Schien Europa gegenüber den USA und Asien im Wettlauf um die Technologieführerschaft im umsatzträchtigen Markt der drahtlosen Netze abgeschlagen, ist das Rennen jetzt wieder offen. Mehr noch, die nächste Funkgeneration wird auch das Machtverhältnis zwischen den Internetkonzernen, von Amazon und Facebook bis Google und Microsoft, und den Netzbetreibern neu austarieren.
„Wir haben gute Chancen, dieses Mal Trends zu setzen und Standards zu definieren“, sagt Bruno Jacobfeuerborn.
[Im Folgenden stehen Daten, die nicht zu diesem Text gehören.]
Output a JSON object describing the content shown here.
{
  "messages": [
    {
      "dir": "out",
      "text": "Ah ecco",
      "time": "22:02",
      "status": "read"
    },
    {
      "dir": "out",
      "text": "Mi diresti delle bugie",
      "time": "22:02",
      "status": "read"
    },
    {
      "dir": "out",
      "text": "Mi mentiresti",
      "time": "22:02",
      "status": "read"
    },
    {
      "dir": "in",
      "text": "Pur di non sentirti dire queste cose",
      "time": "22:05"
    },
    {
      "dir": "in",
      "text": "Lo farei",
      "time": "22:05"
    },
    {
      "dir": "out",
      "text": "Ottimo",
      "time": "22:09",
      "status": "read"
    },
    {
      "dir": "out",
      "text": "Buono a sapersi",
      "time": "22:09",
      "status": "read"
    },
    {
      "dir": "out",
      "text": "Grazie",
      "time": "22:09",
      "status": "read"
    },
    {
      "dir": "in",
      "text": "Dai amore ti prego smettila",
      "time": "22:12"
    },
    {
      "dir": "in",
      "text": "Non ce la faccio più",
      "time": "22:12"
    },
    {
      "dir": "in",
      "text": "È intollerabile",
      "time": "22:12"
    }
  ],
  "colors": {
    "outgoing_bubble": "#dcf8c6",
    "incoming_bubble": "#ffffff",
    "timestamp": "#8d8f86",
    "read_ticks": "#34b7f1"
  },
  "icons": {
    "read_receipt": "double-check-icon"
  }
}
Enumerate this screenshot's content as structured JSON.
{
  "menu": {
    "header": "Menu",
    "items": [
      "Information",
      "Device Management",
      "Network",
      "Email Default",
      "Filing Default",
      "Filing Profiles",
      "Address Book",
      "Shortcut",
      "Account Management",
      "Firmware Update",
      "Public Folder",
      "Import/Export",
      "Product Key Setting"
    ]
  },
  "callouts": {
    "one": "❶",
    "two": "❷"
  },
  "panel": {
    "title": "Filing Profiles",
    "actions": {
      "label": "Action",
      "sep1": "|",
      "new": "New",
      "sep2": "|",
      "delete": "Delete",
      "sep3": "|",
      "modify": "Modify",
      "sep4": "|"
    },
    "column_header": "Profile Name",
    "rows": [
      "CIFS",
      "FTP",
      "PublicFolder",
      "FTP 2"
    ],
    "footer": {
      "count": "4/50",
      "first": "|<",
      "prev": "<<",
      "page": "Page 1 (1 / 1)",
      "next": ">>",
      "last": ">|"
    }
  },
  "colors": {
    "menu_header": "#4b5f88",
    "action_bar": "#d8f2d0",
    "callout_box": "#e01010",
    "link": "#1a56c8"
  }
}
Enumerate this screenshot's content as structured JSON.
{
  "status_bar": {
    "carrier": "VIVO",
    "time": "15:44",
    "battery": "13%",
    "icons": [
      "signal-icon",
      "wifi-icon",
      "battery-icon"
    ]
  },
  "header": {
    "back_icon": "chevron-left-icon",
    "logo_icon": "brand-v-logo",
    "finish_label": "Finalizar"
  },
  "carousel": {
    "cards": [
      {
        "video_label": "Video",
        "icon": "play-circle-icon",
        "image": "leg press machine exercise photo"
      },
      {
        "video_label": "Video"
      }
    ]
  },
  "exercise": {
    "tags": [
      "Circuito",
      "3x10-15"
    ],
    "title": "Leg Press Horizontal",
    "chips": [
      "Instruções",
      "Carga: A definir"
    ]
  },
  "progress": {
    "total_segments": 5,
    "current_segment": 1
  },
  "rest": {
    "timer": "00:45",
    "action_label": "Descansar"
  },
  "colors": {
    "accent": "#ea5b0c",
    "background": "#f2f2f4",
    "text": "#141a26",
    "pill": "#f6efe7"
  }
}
Der 56-Jährige ist Cheftechnologe der Deutschen Telekom. Und als Chairman der Next Generation Mobile Network Alliance (NGNM) einer der wichtigsten Netzarchitekten auf Betreiberseite. Zur Allianz mit Sitz in Frankfurt zählen fast 30 Mobilfunkkonzerne; sie legt die genauen Anforderungen an 5G fest.
„Die Nähe zu Industrie, Maschinenbau, Autoherstellern – den wichtigsten Zielgruppen für die künftigen Netze – ist eminent wichtig“, sagt auch Walter Weigel. Bis Frühjahr 2015 war er bei Siemens für Industriekooperationen verantwortlich. Heute ist er Vizechef des Europäischen Forschungsinstituts von Huawei. Der chinesische IT-Riese betreibt in München eines seiner wichtigsten Antennenlabors und ein 5G-Entwicklungszentrum für Industrieanwendungen.
Unternehmen definieren 5G von Beginn an mit
Vernetzte Mobilität, digitale Medizin, die intelligente Fabrik – es sind solche Szenarien, die Unternehmen mit der nächsten Mobilfunkgeneration realisieren wollen. „Früher haben wir Ausrüster die Anforderungen mit den Netzbetreibern abgestimmt“, sagt Michael Meyer, Forschungsmanager im Eurolab des Netzausrüsters Ericsson in Herzogenrath: „Bei 5G definieren nun erstmals von Beginn an Branchenvertreter, Verbände und Industriegremien die kommende Kommunikationstechnik mit.“
Parallel dazu läuft längst die ganz praktische Entwicklung – etwa vernetzter Maschinen für die intelligenten Fabriken im Zeitalter von Industrie 4.0. So wie im Werkzeugmaschinenlabor der Rheinisch-Westfälischen Technischen Hochschule in Aachen (RWTH). Dort, nur ein paar Hundert Meter von der niederländischen Grenze entfernt, erproben Spezialisten vom Ericsson Eurolab und der Industrie mit Forschern der RWTH, wie sich die Maschinen sicher in Funknetze integrieren lassen.
Anstieg des Datenverkehrs pro Gerät bis 2017
Anstieg des Datenverkehrs pro Gerät bis 2019 (in Megabyte pro Monat)
Quelle: Cisco
+8691 MB
+3162 MB
+2948 MB
+338 MB
In einer simulierten Fabrik produzieren dort Roboter Würfel mit Werbebotschaften. Ein unsichtbarer Zaun aus Lichtschranken trennt den Arbeitsraum der Maschinen von den Laufflächen der Forscher. Damit die Roboter keine Menschen verletzen, die ihnen in die Quere kommen, müssten die Signale der Lichtschranken die Maschinen absolut verlässlich stoppen, sagt Ericsson-Forscher Meyer. „Klassischer Mobilfunk schafft das nicht.“
Gilt es heute als tolerabel, wenn ein Mobilfunknetz im Jahr bis zu 53 Minuten ausfällt, so soll es unter 5G nicht mal mehr als eine Drittelsekunde sein. Volker Held, Innovationsmanager beim Netzausrüster Nokia in München, beschreibt es so: Wenn es darum gehe, Produktionsmaschinen zu steuern, Notbremsbefehle von Auto zu Auto zu übertragen oder als Arzt per Telemedizin Roboter zu steuern, die Skalpelle führen, „muss die Verbindung funktionieren.“
Ganz andere Qualitäten zählen in einem weiteren Projekt: An der Mosel in der Nähe von Cochem bringt Funktechnik seit dem Frühjahr 2015 Rebstöcke von fünf Winzern ins Internet. Bei der Technik, die das Nürnberger Systemhaus MyOmega, der US-Chipriese Intel und Ericsson geliefert haben, geht es um Robustheit, Energieeffizienz und niedrige Betriebskosten.